I won’t add much more comment on The New Moody Bible Atlas as a resource itself. If you want to learn more about it you can see some of the following links: examples of reviews of the book can be found here, here, and here; it is also noted here, and compared with several other recent atlases here. Needless to say, for a high-quality book that retails for $50, it’s a great deal that it’s included in the base package of BibleWorks 9, no unlock necessary!
Now to tell a few features about its implementation in BibleWorks 9:
An example of the high quality, high resolution images is shown below. In this picture you can see three things that I want to point out.
- The picture in the bottom left is the “default” size of the images/maps in BibleWorks’ version of The New Moody Bible Atlas. They are relatively small so that it’s easier to navigate and so the text around them is easier to read, especially if you have a small monitor.
- However when you put your mouse cursor over any one of the images, they instantly grow in size to something that you can actually read.

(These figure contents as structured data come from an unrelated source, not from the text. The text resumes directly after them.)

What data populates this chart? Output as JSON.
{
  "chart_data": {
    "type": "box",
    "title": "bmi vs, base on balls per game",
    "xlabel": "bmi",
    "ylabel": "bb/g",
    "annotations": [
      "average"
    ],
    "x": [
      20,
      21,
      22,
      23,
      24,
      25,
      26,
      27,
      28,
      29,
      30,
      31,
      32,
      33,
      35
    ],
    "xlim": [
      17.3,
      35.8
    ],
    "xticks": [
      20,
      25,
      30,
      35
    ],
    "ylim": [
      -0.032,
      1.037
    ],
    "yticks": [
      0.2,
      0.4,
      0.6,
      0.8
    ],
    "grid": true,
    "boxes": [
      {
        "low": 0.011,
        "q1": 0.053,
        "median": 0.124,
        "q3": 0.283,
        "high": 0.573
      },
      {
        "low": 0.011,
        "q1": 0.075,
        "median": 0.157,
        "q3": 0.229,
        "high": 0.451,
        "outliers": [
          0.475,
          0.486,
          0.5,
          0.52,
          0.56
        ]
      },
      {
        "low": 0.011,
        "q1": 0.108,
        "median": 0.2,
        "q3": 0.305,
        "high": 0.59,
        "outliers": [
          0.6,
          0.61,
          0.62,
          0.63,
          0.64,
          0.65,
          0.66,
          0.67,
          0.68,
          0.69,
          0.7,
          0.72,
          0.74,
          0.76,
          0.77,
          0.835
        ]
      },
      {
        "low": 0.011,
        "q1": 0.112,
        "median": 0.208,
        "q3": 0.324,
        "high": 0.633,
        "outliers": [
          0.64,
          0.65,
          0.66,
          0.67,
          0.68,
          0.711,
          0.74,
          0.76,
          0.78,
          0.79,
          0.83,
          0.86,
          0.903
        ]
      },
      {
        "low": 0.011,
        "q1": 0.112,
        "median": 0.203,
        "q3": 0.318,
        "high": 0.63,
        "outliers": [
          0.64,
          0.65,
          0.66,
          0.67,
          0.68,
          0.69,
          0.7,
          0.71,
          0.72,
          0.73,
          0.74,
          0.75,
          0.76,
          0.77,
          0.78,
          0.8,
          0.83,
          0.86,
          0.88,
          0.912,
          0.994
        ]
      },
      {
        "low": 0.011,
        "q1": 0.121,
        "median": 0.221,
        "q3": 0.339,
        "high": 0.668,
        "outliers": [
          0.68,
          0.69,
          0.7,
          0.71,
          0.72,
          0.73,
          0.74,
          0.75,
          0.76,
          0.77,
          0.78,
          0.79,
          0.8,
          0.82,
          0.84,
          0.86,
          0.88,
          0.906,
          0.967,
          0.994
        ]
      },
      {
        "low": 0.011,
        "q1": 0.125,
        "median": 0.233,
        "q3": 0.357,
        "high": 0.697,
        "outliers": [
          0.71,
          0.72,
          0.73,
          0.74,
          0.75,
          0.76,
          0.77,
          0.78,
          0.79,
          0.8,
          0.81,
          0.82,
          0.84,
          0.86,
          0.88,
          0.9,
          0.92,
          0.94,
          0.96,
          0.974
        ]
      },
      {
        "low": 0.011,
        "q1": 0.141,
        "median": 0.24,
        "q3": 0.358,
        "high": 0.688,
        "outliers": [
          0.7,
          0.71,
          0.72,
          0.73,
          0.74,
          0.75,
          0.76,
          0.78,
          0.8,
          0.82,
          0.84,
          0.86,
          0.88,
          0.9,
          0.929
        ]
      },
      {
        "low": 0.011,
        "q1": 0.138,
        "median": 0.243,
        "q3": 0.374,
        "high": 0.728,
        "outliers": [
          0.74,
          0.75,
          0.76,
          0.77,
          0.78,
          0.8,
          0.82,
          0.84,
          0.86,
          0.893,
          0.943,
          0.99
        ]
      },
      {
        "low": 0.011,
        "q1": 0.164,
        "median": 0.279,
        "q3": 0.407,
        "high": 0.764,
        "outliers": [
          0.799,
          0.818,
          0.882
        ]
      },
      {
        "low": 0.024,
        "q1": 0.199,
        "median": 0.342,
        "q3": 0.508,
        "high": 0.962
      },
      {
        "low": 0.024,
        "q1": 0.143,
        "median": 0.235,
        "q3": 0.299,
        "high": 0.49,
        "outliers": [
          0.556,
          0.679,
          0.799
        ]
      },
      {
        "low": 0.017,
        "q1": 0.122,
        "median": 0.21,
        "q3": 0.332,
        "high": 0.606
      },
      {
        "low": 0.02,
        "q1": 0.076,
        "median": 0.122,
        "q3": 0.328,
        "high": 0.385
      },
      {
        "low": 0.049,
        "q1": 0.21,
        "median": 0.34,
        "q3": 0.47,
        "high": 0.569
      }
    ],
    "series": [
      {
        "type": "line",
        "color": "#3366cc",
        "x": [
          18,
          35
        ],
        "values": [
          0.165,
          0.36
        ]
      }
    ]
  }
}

That’s the picture on the top left.
- If you then actually click on one of the blown up images, the image will be loaded in a pop up image viewer (this is the large version in the center of the screen that I’ve placed over the image from #2, so you can see resolution quality). Images are easily exportable to the clipboard or to files by a right click on the image. Images can be zoomed in and out and the quality of the images is such that they support incredibly fine detail.
Another feature of The New Moody Bible Atlas is the standard linking of Bible verses so that whenever you put your mouse over them, you get pop ups of the Bible text of that verse. This also means that these references will show up in the Resources Tab in BibleWorks so that if you are working in the Browse Window you can immediately see whether that verse is referenced in The New Moody Bible Atlas even without opening it up. You can also see the easy navigation with links to “Previous” and “Next” pages.
Included in BibleWorks’ version of The New Moody Bible Atlas is an index of maps and index of images, so you can quickly scroll through all of the images the book contains even without scrolling through the whole book. This is a huge time-saver if you know you want a certain image but don’t want to click through the whole book. Thus in addition to simply having pictures of maps, The New Moody Bible Atlas also has images of archaeological sites, geographical features of the land and other relevant illustrations and pictures. The image below seems especially fitting as an example of the photography included. It is a picture of the Greek Orthodox monastery of St. Catherine, the original home of Codex Sinaiticus.
Also included in the BibleWorks version are indices found in the book, the map citation index and the general index, which are linked back to the maps and pages cited, something that makes finding things in the module even easier.
Overall then, BibleWorks 9 adds to the package another high-quality map product, this time in the form of The New Moody Bible Atlas. This atlas includes well over 100 new high-resolution maps and images of the Holy Land that will no doubt be useful to those who study the text of the Bible.